Show Les salons automobiles sont-ils morts? C’est peut-être vrai pour Genève ou l’IAA. Mais à Pékin, il en va tout autrement.
Il y a deux façons de voir les choses. On peut tenter d’imaginer l’impact qu’aurait la chute d’un sac de riz sur la Chine: aucune conséquence! Et puis, il y a l’autre, celle du fameux battement d’ailes de papillon censé déclencher un tsunami à l’autre bout du monde. Comme souvent, la vérité se situe quelque part entre les deux, mais elle penche lentement – et de plus en plus – du côté des papillons. Du moins en ce qui concerne l’industrie automobile.
Jeunes publics
Car les constructeurs de l’Empire du Milieu n’ont pas seulement présenté des produits et des technologies lors du Salon «Auto China», à Pékin, ils ont aussi attiré un public venu en masse. Outre quelques dizaines d’Européens à l’air renfrogné, des milliers d’influenceuses et influenceurs, de «YouTubers», de «TikTokers» et autres de «WeChaters» se sont pressés autour et à l’intérieur des voitures lors de la journée presse, tous joyeux, positifs, babillant frénétiquement avec leurs appareils, impatients de découvrir l’une des 117 (!) premières mondiales du Salon. Eh oui, le public y est jeune, très jeune; si l’on enlève les «laowai» (étrangers), la moyenne d’âge se situe probablement autour de 25 ans.

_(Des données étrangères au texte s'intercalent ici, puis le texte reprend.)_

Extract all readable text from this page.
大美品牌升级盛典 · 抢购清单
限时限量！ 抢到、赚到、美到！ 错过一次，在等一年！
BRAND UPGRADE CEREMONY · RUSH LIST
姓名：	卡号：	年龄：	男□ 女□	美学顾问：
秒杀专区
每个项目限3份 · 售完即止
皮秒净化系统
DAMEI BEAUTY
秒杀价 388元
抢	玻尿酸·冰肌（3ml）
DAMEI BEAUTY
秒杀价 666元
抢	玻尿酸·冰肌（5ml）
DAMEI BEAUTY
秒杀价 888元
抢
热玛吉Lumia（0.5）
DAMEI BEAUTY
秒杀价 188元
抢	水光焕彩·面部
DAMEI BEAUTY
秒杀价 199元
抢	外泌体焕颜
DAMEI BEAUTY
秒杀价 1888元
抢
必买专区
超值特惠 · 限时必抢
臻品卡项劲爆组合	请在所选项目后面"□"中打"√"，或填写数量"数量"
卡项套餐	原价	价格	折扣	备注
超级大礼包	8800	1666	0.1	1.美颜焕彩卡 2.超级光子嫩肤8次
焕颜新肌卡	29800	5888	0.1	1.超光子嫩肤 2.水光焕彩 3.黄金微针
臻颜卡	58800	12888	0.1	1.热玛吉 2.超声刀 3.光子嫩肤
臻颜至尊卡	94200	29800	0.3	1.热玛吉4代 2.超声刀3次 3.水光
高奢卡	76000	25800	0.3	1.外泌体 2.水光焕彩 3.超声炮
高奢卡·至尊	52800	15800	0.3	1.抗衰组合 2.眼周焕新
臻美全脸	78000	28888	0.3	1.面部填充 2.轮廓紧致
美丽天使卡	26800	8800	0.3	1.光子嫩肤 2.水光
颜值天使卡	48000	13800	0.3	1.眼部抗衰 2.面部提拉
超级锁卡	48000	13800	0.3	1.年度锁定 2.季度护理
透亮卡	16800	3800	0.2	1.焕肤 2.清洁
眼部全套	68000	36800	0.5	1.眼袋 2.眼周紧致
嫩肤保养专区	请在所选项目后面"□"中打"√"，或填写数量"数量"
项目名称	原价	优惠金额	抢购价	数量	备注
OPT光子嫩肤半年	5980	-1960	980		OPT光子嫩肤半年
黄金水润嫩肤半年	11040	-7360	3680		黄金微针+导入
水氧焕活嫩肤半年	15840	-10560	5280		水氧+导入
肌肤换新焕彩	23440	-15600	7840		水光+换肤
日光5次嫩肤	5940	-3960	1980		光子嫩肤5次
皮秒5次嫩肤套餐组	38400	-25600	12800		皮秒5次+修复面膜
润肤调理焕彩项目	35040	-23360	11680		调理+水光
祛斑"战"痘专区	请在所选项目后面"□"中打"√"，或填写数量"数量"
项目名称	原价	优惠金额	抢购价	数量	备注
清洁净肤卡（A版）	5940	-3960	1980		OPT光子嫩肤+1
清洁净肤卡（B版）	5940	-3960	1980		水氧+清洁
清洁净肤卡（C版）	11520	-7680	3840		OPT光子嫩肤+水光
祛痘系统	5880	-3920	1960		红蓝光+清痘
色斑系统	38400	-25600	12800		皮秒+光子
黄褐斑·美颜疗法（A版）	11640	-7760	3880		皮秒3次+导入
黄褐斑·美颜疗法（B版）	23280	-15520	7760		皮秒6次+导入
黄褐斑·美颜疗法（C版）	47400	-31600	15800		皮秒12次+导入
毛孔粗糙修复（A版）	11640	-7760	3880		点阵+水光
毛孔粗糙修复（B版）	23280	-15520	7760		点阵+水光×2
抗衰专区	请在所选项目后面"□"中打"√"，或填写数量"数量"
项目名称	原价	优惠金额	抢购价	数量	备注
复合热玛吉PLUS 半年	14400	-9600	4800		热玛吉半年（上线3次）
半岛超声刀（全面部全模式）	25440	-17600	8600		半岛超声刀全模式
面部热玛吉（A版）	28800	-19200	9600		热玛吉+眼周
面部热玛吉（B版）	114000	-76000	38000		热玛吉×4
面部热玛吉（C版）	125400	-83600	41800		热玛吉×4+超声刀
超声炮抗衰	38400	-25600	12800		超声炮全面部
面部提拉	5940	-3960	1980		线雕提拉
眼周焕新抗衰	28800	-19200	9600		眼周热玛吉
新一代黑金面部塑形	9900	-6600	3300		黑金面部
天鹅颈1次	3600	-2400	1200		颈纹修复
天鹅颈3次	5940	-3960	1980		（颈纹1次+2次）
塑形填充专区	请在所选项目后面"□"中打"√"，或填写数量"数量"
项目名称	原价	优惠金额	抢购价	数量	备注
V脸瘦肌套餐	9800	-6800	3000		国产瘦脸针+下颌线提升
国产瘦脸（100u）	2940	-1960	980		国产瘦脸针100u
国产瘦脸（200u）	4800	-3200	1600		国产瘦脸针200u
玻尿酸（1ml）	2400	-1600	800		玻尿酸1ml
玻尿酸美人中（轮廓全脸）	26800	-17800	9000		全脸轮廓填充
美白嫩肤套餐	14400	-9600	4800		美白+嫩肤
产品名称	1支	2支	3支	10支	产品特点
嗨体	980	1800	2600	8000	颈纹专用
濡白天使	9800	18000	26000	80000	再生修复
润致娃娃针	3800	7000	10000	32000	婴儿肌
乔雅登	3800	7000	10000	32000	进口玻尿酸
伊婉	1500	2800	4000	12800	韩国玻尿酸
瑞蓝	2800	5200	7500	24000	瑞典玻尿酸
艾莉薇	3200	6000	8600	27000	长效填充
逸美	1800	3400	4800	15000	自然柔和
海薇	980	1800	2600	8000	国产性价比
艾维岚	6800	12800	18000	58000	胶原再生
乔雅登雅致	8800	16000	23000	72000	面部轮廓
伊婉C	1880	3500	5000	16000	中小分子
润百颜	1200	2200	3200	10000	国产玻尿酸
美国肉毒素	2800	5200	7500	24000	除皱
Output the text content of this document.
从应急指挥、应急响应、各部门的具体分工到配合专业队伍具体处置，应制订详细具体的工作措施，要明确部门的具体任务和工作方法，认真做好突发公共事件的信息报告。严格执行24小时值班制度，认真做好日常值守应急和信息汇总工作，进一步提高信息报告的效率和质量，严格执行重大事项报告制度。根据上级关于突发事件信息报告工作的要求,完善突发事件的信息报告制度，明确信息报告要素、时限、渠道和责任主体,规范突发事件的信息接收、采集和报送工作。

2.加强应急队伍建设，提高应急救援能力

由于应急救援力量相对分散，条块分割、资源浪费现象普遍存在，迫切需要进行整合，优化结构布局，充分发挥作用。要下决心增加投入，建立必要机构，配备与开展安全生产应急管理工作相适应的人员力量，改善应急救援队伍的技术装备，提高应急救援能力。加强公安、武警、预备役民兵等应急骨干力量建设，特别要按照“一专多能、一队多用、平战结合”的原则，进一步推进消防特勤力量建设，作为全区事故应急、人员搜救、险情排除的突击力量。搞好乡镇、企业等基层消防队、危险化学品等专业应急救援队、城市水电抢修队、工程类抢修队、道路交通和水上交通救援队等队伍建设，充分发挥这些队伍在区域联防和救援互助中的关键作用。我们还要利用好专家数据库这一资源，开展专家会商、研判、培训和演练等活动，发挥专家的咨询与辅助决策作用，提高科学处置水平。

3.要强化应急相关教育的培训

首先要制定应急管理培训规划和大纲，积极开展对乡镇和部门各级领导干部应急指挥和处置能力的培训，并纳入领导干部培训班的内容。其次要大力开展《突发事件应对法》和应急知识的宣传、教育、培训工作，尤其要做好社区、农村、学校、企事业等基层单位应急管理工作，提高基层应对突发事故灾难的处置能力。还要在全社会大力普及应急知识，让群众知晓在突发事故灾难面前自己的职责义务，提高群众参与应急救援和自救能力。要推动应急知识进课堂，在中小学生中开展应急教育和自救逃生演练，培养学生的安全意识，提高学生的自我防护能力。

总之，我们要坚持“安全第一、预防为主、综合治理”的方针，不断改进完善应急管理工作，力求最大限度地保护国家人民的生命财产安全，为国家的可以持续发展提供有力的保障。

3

Les fabricants chinois engagent des équipes entières d’influenceurs. On peut en sourire, mais on ne devrait pas, car leur portée médiatique est gigantesque.
Ici, le « business » fonctionne différemment. Ce ne sont pas quelques journalistes triés sur le volet qui donnent à leurs lecteurs des informations de première main sur les nouveautés. Les constructeurs chinois engagent des influenceurs par dizaines, qui restent toute la journée devant un véhicule. Les uns sont simplement beaux, les autres discutent avec leurs «followers», répondent aux questions, posent, sourient.
Nouvelles voies
On peut en rire, mais on ne devrait pas, car certaines de ces dames et certains de ces messieurs ont plusieurs millions de «clients»: chez Xiaomi, le fabricant de téléphones portables et depuis peu producteur de voitures, on espère toucher, durant «Auto China», au moins 300 millions de personnes rien que par le biais de l’équipe dédiée aux réseaux sociaux. Bien sûr, ces personnes ne se presseront pas toutes chez les concessionnaires dès le lendemain – de tout manière, Xiaomi ne vend qu’en ligne. Mais en à peine un mois, la marque a écoulé plus de 75 000 exemplaires de son premier (et unique à ce jour) modèle, le SU7. Celui-ci coûte 30 000 dollars. Le jour de l’ouverture, le public a fait la queue pendant plusieurs heures pour avoir le droit de se faire une idée plus précise du véhicule, qui ne faisait même pas partie des premières mondiales. Une histoire qui rappelle la belle époque de l’industrie automobile européenne. Comme, en 1955, lorsque Citroën avait annoncé avoir signé, au Salon de Paris, 80 000 contrats de vente pour sa toute nouvelle DS. Et les lecteurs se souviennent peut-être aussi de ces années où, à Genève, il était difficile de distinguer dans la foule les nouveautés présentées chez Ferrari ou chez Skoda.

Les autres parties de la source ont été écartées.